Ces initiatives, souvent qualifiées de Nation Branding, permettent de bâtir une image positive sur le long terme.
Soutenir les diasporas et les groupes d’influence
Les diasporas occupent une place centrale dans le déploiement du Soft Power. Parallèlement, les partenariats avec des influenceurs numériques, l’organisation de forums économiques et la collaboration avec des think tanks permettent d’atteindre des audiences diversifiées, renforçant ainsi l’image et l’influence du pays. Par exemple :
– Inde : Le gouvernement soutient ses diasporas à travers des événements comme le Pravasi Bharatiya Divas, tout en utilisant les réseaux sociaux pour maintenir des liens solides avec ses citoyens expatriés. De plus, des personnalités influentes de la diaspora indienne, comme Sundar Pichai (PDG de Google) ou Satya Nadella (PDG de Microsoft), jouent un rôle indirect mais puissant en projetant une image positive de l’Inde et de son expertise technologique.
Les médias sociaux : une révolution dans la communication du Soft Power
Les médias sociaux ont bouleversé les paradigmes traditionnels de la communication étatique. Ils permettent une diffusion rapide et massive des messages, touchant des millions de personnes en temps réel. Cette décentralisation offre plusieurs avantages :
– Une accessibilité accrue : les messages atteignent des publics variés, dans des régions autrefois difficiles à pénétrer.
– Une capacité à contrer la désinformation : les États peuvent répondre rapidement à des campagnes de propagande ou à des fausses nouvelles (fake news).
– Une personnalisation des récits : grâce aux données massives (big data), il est désormais possible de cibler des publics spécifiques avec des messages adaptés à leurs attentes.
Cependant, cette puissance des réseaux sociaux n’est pas sans risque. Les campagnes de désinformation orchestrées par certains groupes ou États adverses mettent en lumière la nécessité d’une régulation accrue et d’une collaboration entre gouvernements et géants du numérique.

Les géants du Net : des alliés ou des adversaires ?
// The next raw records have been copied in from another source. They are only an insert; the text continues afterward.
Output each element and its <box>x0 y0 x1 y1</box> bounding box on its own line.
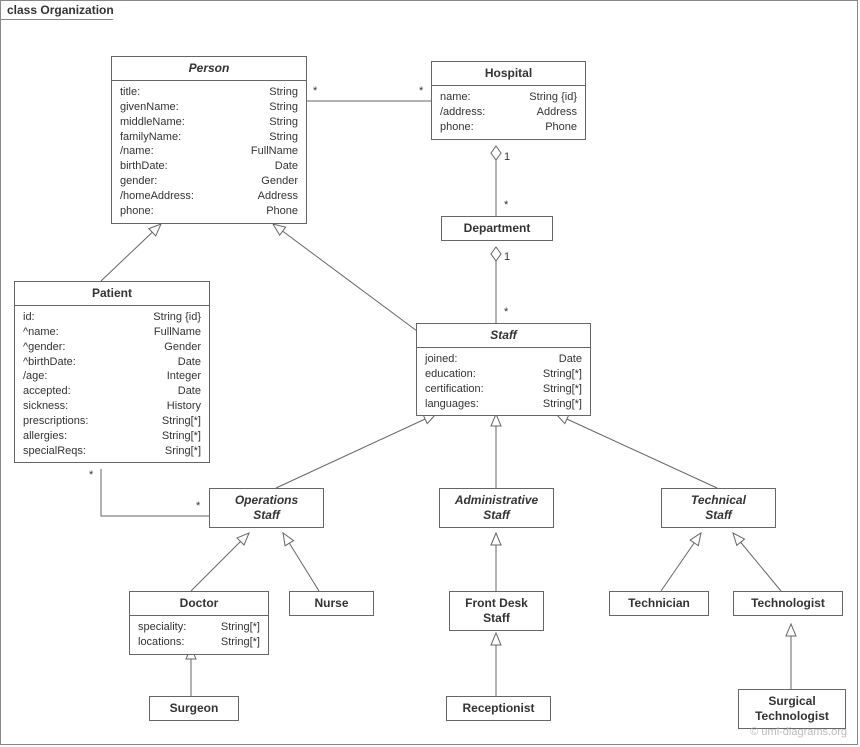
class-surgical-technologist-name: Surgical Technologist <box>739 690 845 728</box>
attribute-row: education:String[*] <box>425 367 582 382</box>
class-nurse-name: Nurse <box>290 592 373 615</box>
attribute-row: /age:Integer <box>23 369 201 384</box>
class-person-name: Person <box>112 57 306 81</box>
attribute-row: birthDate:Date <box>120 159 298 174</box>
class-technical-staff: Technical Staff <box>661 488 776 528</box>
class-staff-name: Staff <box>417 324 590 348</box>
class-hospital-name: Hospital <box>432 62 585 86</box>
class-surgeon: Surgeon <box>149 696 239 721</box>
attribute-row: /name:FullName <box>120 144 298 159</box>
class-doctor-name: Doctor <box>130 592 268 616</box>
class-patient-name: Patient <box>15 282 209 306</box>
class-operations-staff: Operations Staff <box>209 488 324 528</box>
class-department: Department <box>441 216 553 241</box>
class-nurse: Nurse <box>289 591 374 616</box>
attribute-row: gender:Gender <box>120 174 298 189</box>
attribute-row: /homeAddress:Address <box>120 189 298 204</box>
class-front-desk-staff: Front Desk Staff <box>449 591 544 631</box>
attribute-row: phone:Phone <box>120 204 298 219</box>
class-technologist: Technologist <box>733 591 843 616</box>
class-staff-attrs: joined:Dateeducation:String[*]certificat… <box>417 348 590 415</box>
class-receptionist-name: Receptionist <box>447 697 550 720</box>
attribute-row: specialReqs:Sring[*] <box>23 444 201 459</box>
class-person: Person title:StringgivenName:Stringmiddl… <box>111 56 307 224</box>
class-department-name: Department <box>442 217 552 240</box>
class-administrative-staff-name: Administrative Staff <box>440 489 553 527</box>
mult-patient-ops-left: * <box>89 469 93 481</box>
mult-patient-ops-right: * <box>196 500 200 512</box>
attribute-row: middleName:String <box>120 115 298 130</box>
mult-hospital-dept-star: * <box>504 199 508 211</box>
class-person-attrs: title:StringgivenName:StringmiddleName:S… <box>112 81 306 223</box>
mult-person-hospital-right: * <box>419 85 423 97</box>
class-front-desk-staff-name: Front Desk Staff <box>450 592 543 630</box>
class-staff: Staff joined:Dateeducation:String[*]cert… <box>416 323 591 416</box>
watermark: © uml-diagrams.org <box>750 726 847 738</box>
class-technical-staff-name: Technical Staff <box>662 489 775 527</box>
class-operations-staff-name: Operations Staff <box>210 489 323 527</box>
class-patient-attrs: id:String {id}^name:FullName^gender:Gend… <box>15 306 209 462</box>
class-surgeon-name: Surgeon <box>150 697 238 720</box>
class-administrative-staff: Administrative Staff <box>439 488 554 528</box>
attribute-row: id:String {id} <box>23 310 201 325</box>
class-technician: Technician <box>609 591 709 616</box>
attribute-row: ^gender:Gender <box>23 340 201 355</box>
class-hospital-attrs: name:String {id}/address:Addressphone:Ph… <box>432 86 585 139</box>
attribute-row: joined:Date <box>425 352 582 367</box>
attribute-row: title:String <box>120 85 298 100</box>
class-hospital: Hospital name:String {id}/address:Addres… <box>431 61 586 140</box>
attribute-row: locations:String[*] <box>138 635 260 650</box>
attribute-row: accepted:Date <box>23 384 201 399</box>
attribute-row: allergies:String[*] <box>23 429 201 444</box>
attribute-row: /address:Address <box>440 105 577 120</box>
class-receptionist: Receptionist <box>446 696 551 721</box>
attribute-row: speciality:String[*] <box>138 620 260 635</box>
mult-hospital-dept-one: 1 <box>504 151 510 163</box>
attribute-row: familyName:String <box>120 130 298 145</box>
mult-person-hospital-left: * <box>313 85 317 97</box>
attribute-row: ^birthDate:Date <box>23 355 201 370</box>
attribute-row: languages:String[*] <box>425 397 582 412</box>
class-technologist-name: Technologist <box>734 592 842 615</box>
attribute-row: name:String {id} <box>440 90 577 105</box>
class-technician-name: Technician <box>610 592 708 615</box>
class-doctor: Doctor speciality:String[*]locations:Str… <box>129 591 269 655</box>
frame-title: class Organization <box>0 0 125 20</box>
package-frame: class Organization <box>0 0 858 745</box>
class-patient: Patient id:String {id}^name:FullName^gen… <box>14 281 210 463</box>
attribute-row: phone:Phone <box>440 120 577 135</box>
mult-dept-staff-star: * <box>504 306 508 318</box>
attribute-row: prescriptions:String[*] <box>23 414 201 429</box>
class-doctor-attrs: speciality:String[*]locations:String[*] <box>130 616 268 654</box>
class-surgical-technologist: Surgical Technologist <box>738 689 846 729</box>
mult-dept-staff-one: 1 <box>504 251 510 263</box>
attribute-row: sickness:History <box>23 399 201 414</box>
attribute-row: ^name:FullName <box>23 325 201 340</box>
attribute-row: givenName:String <box>120 100 298 115</box>
attribute-row: certification:String[*] <box>425 382 582 397</box>
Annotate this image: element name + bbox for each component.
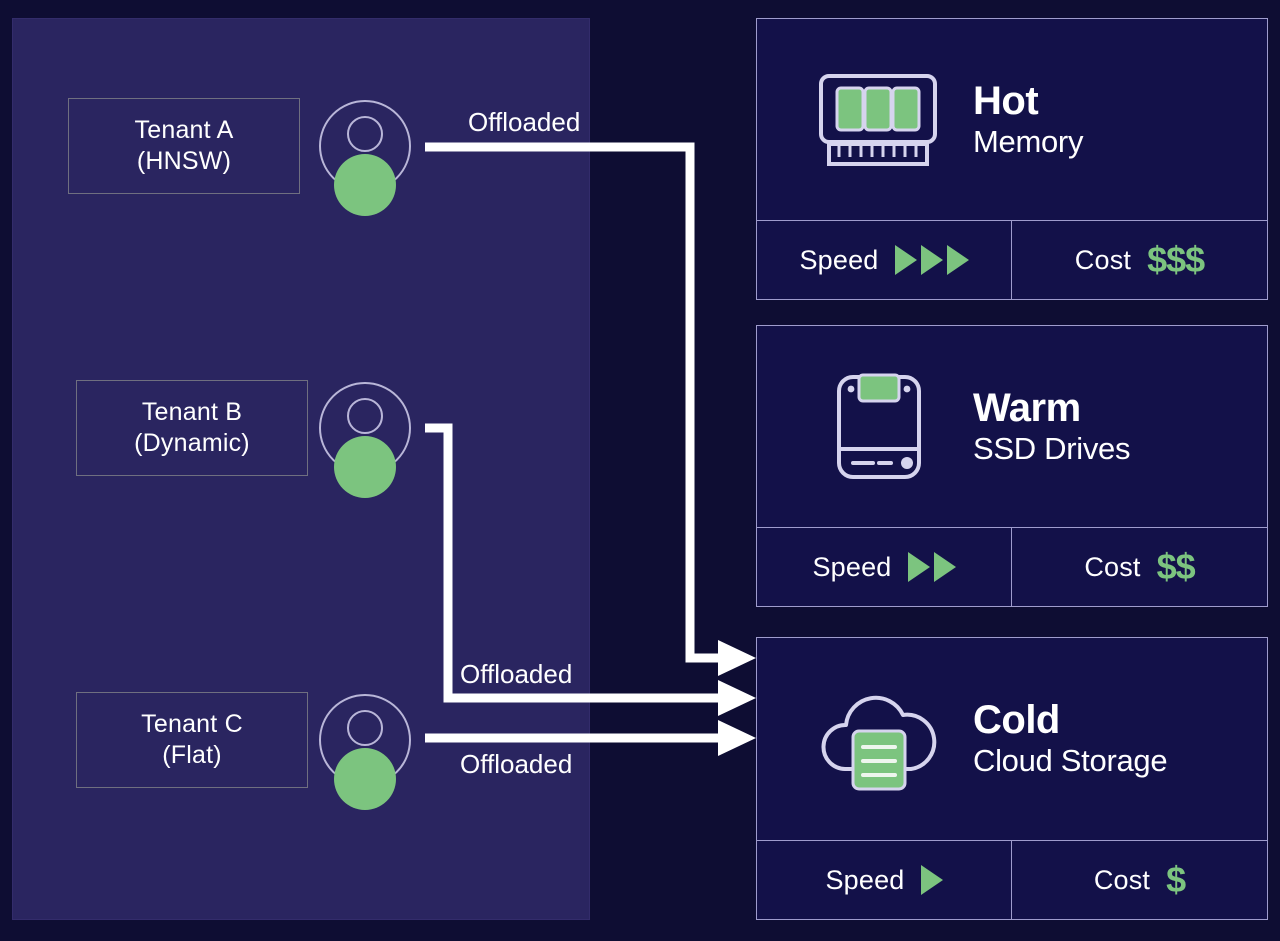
speed-cell: Speed bbox=[757, 221, 1012, 299]
speed-triangle-icon bbox=[920, 245, 943, 275]
tier-text: Warm SSD Drives bbox=[973, 385, 1131, 468]
tier-card-warm[interactable]: Warm SSD Drives Speed Cost $$ bbox=[756, 325, 1268, 607]
tier-title: Cold bbox=[973, 698, 1060, 742]
cost-label: Cost bbox=[1074, 244, 1132, 275]
cost-value: $ bbox=[1166, 859, 1186, 900]
speed-triangle-icon bbox=[933, 552, 956, 582]
cost-label: Cost bbox=[1093, 864, 1151, 895]
speed-label: Speed bbox=[825, 864, 905, 895]
cost-value: $$$ bbox=[1147, 239, 1205, 280]
speed-rating-icons bbox=[894, 245, 969, 275]
ram-memory-stick-icon bbox=[815, 62, 941, 178]
speed-rating-icons bbox=[907, 552, 956, 582]
tier-title: Hot bbox=[973, 78, 1039, 123]
connector-label-tenant-a: Offloaded bbox=[468, 107, 581, 137]
tier-card-body: Cold Cloud Storage bbox=[757, 638, 1267, 841]
speed-cell: Speed bbox=[757, 528, 1012, 606]
tier-subtitle: Cloud Storage bbox=[973, 743, 1168, 778]
tier-card-body: Warm SSD Drives bbox=[757, 326, 1267, 528]
cost-value: $$ bbox=[1156, 546, 1196, 587]
connector-tenant-a-to-cold bbox=[425, 142, 722, 663]
connector-tenant-b-to-cold bbox=[425, 423, 722, 703]
tier-footer: Speed Cost $ bbox=[757, 841, 1267, 919]
speed-rating-icons bbox=[920, 865, 943, 895]
cost-cell: Cost $ bbox=[1012, 841, 1267, 919]
tier-subtitle: Memory bbox=[973, 123, 1084, 159]
ssd-drive-icon bbox=[815, 369, 941, 485]
speed-triangle-icon bbox=[894, 245, 917, 275]
tier-card-hot[interactable]: Hot Memory Speed Cost $$$ bbox=[756, 18, 1268, 300]
speed-triangle-icon bbox=[946, 245, 969, 275]
tier-subtitle: SSD Drives bbox=[973, 430, 1131, 466]
tier-title: Warm bbox=[973, 385, 1081, 430]
speed-label: Speed bbox=[812, 551, 892, 582]
tier-footer: Speed Cost $$ bbox=[757, 528, 1267, 606]
tier-card-cold[interactable]: Cold Cloud Storage Speed Cost $ bbox=[756, 637, 1268, 920]
cost-cell: Cost $$ bbox=[1012, 528, 1267, 606]
speed-cell: Speed bbox=[757, 841, 1012, 919]
tier-text: Cold Cloud Storage bbox=[973, 698, 1168, 780]
speed-triangle-icon bbox=[907, 552, 930, 582]
cost-label: Cost bbox=[1084, 551, 1141, 582]
tier-text: Hot Memory bbox=[973, 79, 1083, 161]
connector-label-tenant-b: Offloaded bbox=[460, 659, 573, 689]
speed-label: Speed bbox=[799, 244, 879, 275]
arrowhead-tenant-b bbox=[718, 680, 756, 716]
cost-cell: Cost $$$ bbox=[1012, 221, 1267, 299]
speed-triangle-icon bbox=[920, 865, 943, 895]
cloud-storage-icon bbox=[815, 681, 941, 797]
connector-label-tenant-c: Offloaded bbox=[460, 749, 573, 779]
tier-card-body: Hot Memory bbox=[757, 19, 1267, 221]
tier-footer: Speed Cost $$$ bbox=[757, 221, 1267, 299]
arrowhead-tenant-a bbox=[718, 640, 756, 676]
arrowhead-tenant-c bbox=[718, 720, 756, 756]
diagram-canvas: Tenant A (HNSW) Tenant B (Dynamic) Tenan… bbox=[0, 0, 1280, 941]
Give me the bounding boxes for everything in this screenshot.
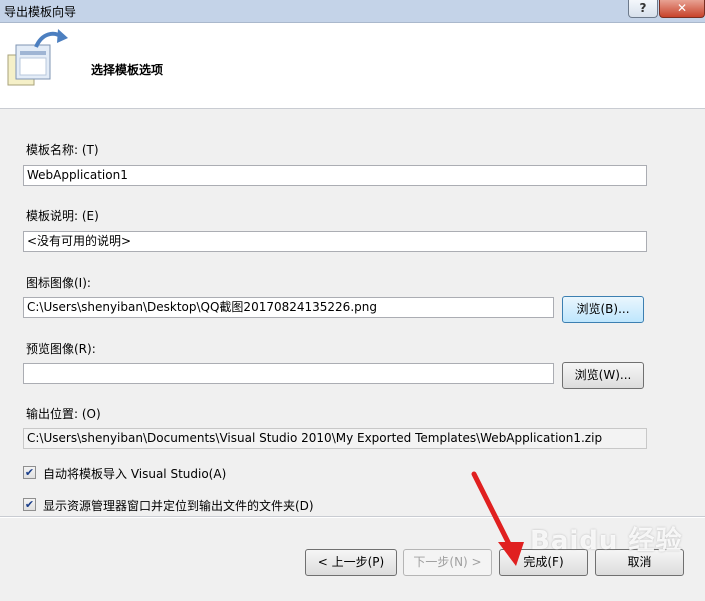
wizard-header: 选择模板选项	[0, 23, 705, 109]
page-heading: 选择模板选项	[91, 63, 164, 77]
back-button[interactable]: < 上一步(P)	[305, 549, 397, 576]
show-explorer-checkbox[interactable]: ✔	[23, 498, 36, 511]
template-description-input[interactable]: <没有可用的说明>	[23, 231, 647, 252]
preview-image-label: 预览图像(R):	[26, 342, 96, 356]
show-explorer-label[interactable]: 显示资源管理器窗口并定位到输出文件的文件夹(D)	[43, 497, 314, 514]
preview-browse-button[interactable]: 浏览(W)...	[562, 362, 644, 389]
output-location-label: 输出位置: (O)	[26, 407, 101, 421]
icon-image-input[interactable]: C:\Users\shenyiban\Desktop\QQ截图201708241…	[23, 297, 554, 318]
export-template-icon	[7, 29, 68, 86]
help-button[interactable]: ?	[628, 0, 658, 18]
watermark: Baidu 经验	[530, 526, 683, 556]
close-button[interactable]: ✕	[659, 0, 705, 18]
auto-import-label[interactable]: 自动将模板导入 Visual Studio(A)	[43, 465, 226, 482]
template-name-label: 模板名称: (T)	[26, 143, 99, 157]
icon-image-label: 图标图像(I):	[26, 276, 91, 290]
template-name-input[interactable]: WebApplication1	[23, 165, 647, 186]
template-description-label: 模板说明: (E)	[26, 209, 99, 223]
title-bar: 导出模板向导 ? ✕	[0, 0, 705, 23]
icon-browse-button[interactable]: 浏览(B)...	[562, 296, 644, 323]
auto-import-checkbox[interactable]: ✔	[23, 466, 36, 479]
output-location-field: C:\Users\shenyiban\Documents\Visual Stud…	[23, 428, 647, 449]
footer-separator	[0, 516, 705, 518]
window-title: 导出模板向导	[4, 5, 77, 19]
annotation-arrow-icon	[471, 471, 524, 566]
preview-image-input[interactable]	[23, 363, 554, 384]
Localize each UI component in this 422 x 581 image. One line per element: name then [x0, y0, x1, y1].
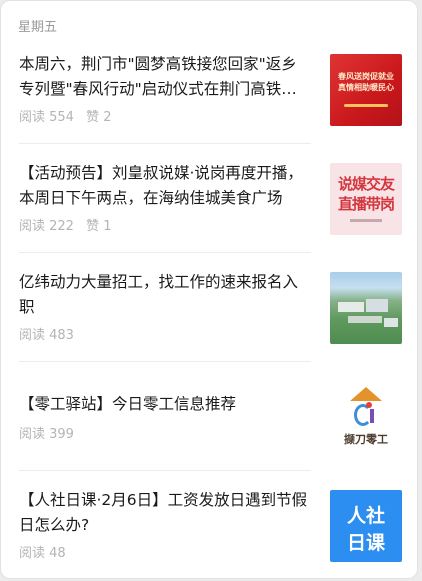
article-item[interactable]: 亿纬动力大量招工，找工作的速来报名入职 阅读 483 [1, 265, 417, 361]
divider [19, 252, 311, 253]
logo-text: 撷刀零工 [344, 433, 388, 446]
article-meta: 阅读 48 [19, 542, 66, 561]
read-count: 阅读 399 [19, 427, 74, 442]
article-title[interactable]: 【人社日课·2月6日】工资发放日遇到节假日怎么办? [19, 488, 311, 538]
thumb-caption: 人社 [346, 505, 385, 527]
article-item[interactable]: 【零工驿站】今日零工信息推荐 阅读 399 撷刀零工 [1, 374, 417, 470]
hrss-daily-lesson-image[interactable]: 人社 日课 [330, 490, 402, 562]
article-item[interactable]: 【活动预告】刘皇叔说媒·说岗再度开播，本周日下午两点，在海纳佳城美食广场 阅读 … [1, 156, 417, 252]
thumb-decoration [344, 104, 388, 107]
thumb-caption: 直播带岗 [337, 195, 395, 213]
divider [19, 143, 311, 144]
odd-job-logo-image[interactable]: 撷刀零工 [330, 381, 402, 453]
article-title[interactable]: 【零工驿站】今日零工信息推荐 [19, 392, 311, 417]
thumb-caption: 说媒交友 [337, 175, 395, 193]
article-meta: 阅读 399 [19, 423, 74, 442]
read-count: 阅读 48 [19, 546, 66, 561]
house-roof-icon [350, 387, 382, 401]
read-count: 阅读 222 [19, 219, 74, 234]
article-item[interactable]: 本周六，荆门市"圆梦高铁接您回家"返乡专列暨"春风行动"启动仪式在荆门高铁站举行… [1, 47, 417, 143]
thumb-caption: 真情相助暖民心 [338, 82, 394, 92]
article-meta: 阅读 222 赞 1 [19, 215, 112, 234]
day-label: 星期五 [18, 20, 58, 35]
article-title[interactable]: 【活动预告】刘皇叔说媒·说岗再度开播，本周日下午两点，在海纳佳城美食广场 [19, 161, 311, 211]
article-title[interactable]: 本周六，荆门市"圆梦高铁接您回家"返乡专列暨"春风行动"启动仪式在荆门高铁站举行 [19, 52, 311, 102]
like-count: 赞 1 [86, 219, 112, 234]
thumb-decoration [350, 219, 382, 222]
article-title[interactable]: 亿纬动力大量招工，找工作的速来报名入职 [19, 270, 311, 320]
divider [19, 361, 311, 362]
aerial-photo-image[interactable] [330, 272, 402, 344]
like-count: 赞 2 [86, 110, 112, 125]
article-meta: 阅读 483 [19, 324, 74, 343]
red-poster-image[interactable]: 春风送岗促就业 真情相助暖民心 [330, 54, 402, 126]
thumb-caption: 春风送岗促就业 [338, 71, 394, 81]
divider [19, 470, 311, 471]
article-item[interactable]: 【人社日课·2月6日】工资发放日遇到节假日怎么办? 阅读 48 人社 日课 [1, 483, 417, 578]
live-broadcast-image[interactable]: 说媒交友 直播带岗 [330, 163, 402, 235]
article-meta: 阅读 554 赞 2 [19, 106, 112, 125]
read-count: 阅读 554 [19, 110, 74, 125]
read-count: 阅读 483 [19, 328, 74, 343]
thumb-caption: 日课 [346, 532, 385, 554]
article-list-card: 星期五 本周六，荆门市"圆梦高铁接您回家"返乡专列暨"春风行动"启动仪式在荆门高… [0, 0, 418, 579]
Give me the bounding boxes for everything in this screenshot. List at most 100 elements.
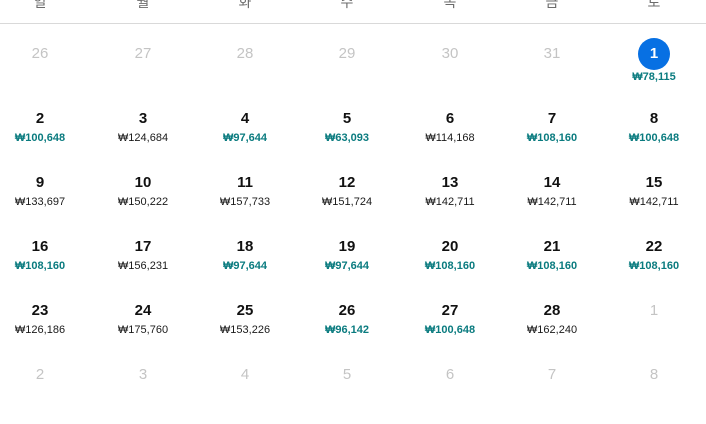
calendar-day[interactable]: 11 ₩157,733 (194, 172, 296, 232)
day-number: 15 (645, 174, 663, 191)
day-price: ₩142,711 (629, 196, 679, 208)
calendar-day[interactable]: 25 ₩153,226 (194, 300, 296, 360)
day-number: 10 (134, 174, 152, 191)
day-price: ₩151,724 (321, 196, 373, 208)
calendar-day[interactable]: 28 ₩162,240 (501, 300, 603, 360)
calendar-day[interactable]: 9 ₩133,697 (0, 172, 91, 232)
calendar-day-outside-month: 6 (399, 364, 501, 424)
day-price: ₩153,226 (219, 324, 271, 336)
calendar-day-outside-month: 26 (0, 43, 91, 103)
day-number: 7 (547, 366, 557, 383)
calendar-day[interactable]: 2 ₩100,648 (0, 108, 91, 168)
day-price: ₩175,760 (117, 324, 169, 336)
weekday-label: 일 (33, 0, 47, 10)
calendar-day[interactable]: 27 ₩100,648 (399, 300, 501, 360)
calendar-day[interactable]: 3 ₩124,684 (92, 108, 194, 168)
calendar-day[interactable]: 10 ₩150,222 (92, 172, 194, 232)
day-number: 23 (31, 302, 49, 319)
calendar-day[interactable]: 15 ₩142,711 (603, 172, 705, 232)
day-number: 20 (441, 238, 459, 255)
weekday-label: 월 (136, 0, 150, 10)
day-number: 7 (547, 110, 557, 127)
calendar-day-outside-month: 8 (603, 364, 705, 424)
day-number: 25 (236, 302, 254, 319)
day-number: 8 (649, 366, 659, 383)
day-number: 26 (31, 45, 49, 62)
day-price-low: ₩108,160 (14, 260, 66, 272)
day-number: 24 (134, 302, 152, 319)
day-price-low: ₩78,115 (632, 71, 676, 83)
calendar-day[interactable]: 21 ₩108,160 (501, 236, 603, 296)
weekday-label: 토 (647, 0, 661, 10)
day-number: 28 (236, 45, 254, 62)
calendar-day[interactable]: 16 ₩108,160 (0, 236, 91, 296)
day-price: ₩142,711 (425, 196, 475, 208)
day-number: 3 (138, 110, 148, 127)
calendar-day[interactable]: 6 ₩114,168 (399, 108, 501, 168)
day-number: 19 (338, 238, 356, 255)
calendar-day[interactable]: 22 ₩108,160 (603, 236, 705, 296)
calendar-day[interactable]: 5 ₩63,093 (296, 108, 398, 168)
calendar-day[interactable]: 18 ₩97,644 (194, 236, 296, 296)
calendar-day[interactable]: 20 ₩108,160 (399, 236, 501, 296)
calendar-day[interactable]: 8 ₩100,648 (603, 108, 705, 168)
day-number: 8 (649, 110, 659, 127)
weekday-label: 금 (545, 0, 559, 10)
day-number: 4 (240, 110, 250, 127)
day-price: ₩157,733 (219, 196, 271, 208)
day-number: 27 (441, 302, 459, 319)
calendar-day-outside-month: 5 (296, 364, 398, 424)
calendar-day-outside-month: 29 (296, 43, 398, 103)
day-price-low: ₩97,644 (222, 260, 268, 272)
day-number: 31 (543, 45, 561, 62)
day-price: ₩126,186 (14, 324, 66, 336)
day-number: 11 (237, 174, 253, 191)
day-number: 17 (134, 238, 152, 255)
calendar-day-outside-month: 2 (0, 364, 91, 424)
day-number: 27 (134, 45, 152, 62)
day-number: 2 (35, 366, 45, 383)
calendar-day-outside-month: 7 (501, 364, 603, 424)
calendar-day-outside-month: 1 (603, 300, 705, 360)
day-price: ₩156,231 (117, 260, 169, 272)
calendar-day[interactable]: 12 ₩151,724 (296, 172, 398, 232)
calendar-day-outside-month: 27 (92, 43, 194, 103)
calendar-day[interactable]: 26 ₩96,142 (296, 300, 398, 360)
day-number: 16 (31, 238, 49, 255)
calendar-day[interactable]: 24 ₩175,760 (92, 300, 194, 360)
day-price-low: ₩108,160 (526, 260, 578, 272)
day-price: ₩150,222 (117, 196, 169, 208)
calendar-day[interactable]: 23 ₩126,186 (0, 300, 91, 360)
day-number: 21 (543, 238, 561, 255)
day-number: 5 (342, 110, 352, 127)
calendar-day[interactable]: 17 ₩156,231 (92, 236, 194, 296)
day-price-low: ₩63,093 (324, 132, 370, 144)
day-number: 2 (35, 110, 45, 127)
calendar-day-outside-month: 31 (501, 43, 603, 103)
day-price-low: ₩108,160 (424, 260, 476, 272)
calendar-day[interactable]: 14 ₩142,711 (501, 172, 603, 232)
day-price-low: ₩108,160 (526, 132, 578, 144)
day-number: 1 (649, 302, 659, 319)
weekday-label: 수 (340, 0, 354, 10)
day-number: 18 (236, 238, 254, 255)
day-number: 22 (645, 238, 663, 255)
day-number: 30 (441, 45, 459, 62)
weekday-header: 일 월 화 수 목 금 토 (0, 0, 706, 24)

Depuis des événements majeurs comme le printemps arabe en 2011, les plateformes sociales (Twitter, Facebook, YouTube, TikTok) se sont transformées en acteurs de poids dans les relations internationales. Grâce à leurs outils d’analyse avancés et à leur accès à une immense quantité de données, ces géants permettent aux gouvernements de mieux comprendre les dynamiques sociopolitiques.
Cependant, leur pouvoir suscite également des préoccupations. La régulation des contenus, le respect de la vie privée et la lutte contre les fakes-news deviennent des enjeux centraux dans les relations entre États et plateformes.
Médias sociaux, un outil puissant mais sous-exploité
Bien que le potentiel des réseaux sociaux dans la communication du Soft Power soit indéniable, il reste encore sous-exploité par de nombreux États. Les stratégies de communication doivent s’adapter aux nouvelles réalités numériques, tout en renforçant la transparence et l’authenticité des messages.
Le Soft Power à l’ère des médias sociaux est une opportunité unique de redéfinir l’influence internationale. Cependant, cette influence nécessite une vision à long terme, combinée à une maîtrise des outils numériques et une collaboration étroite entre acteurs publics et privés.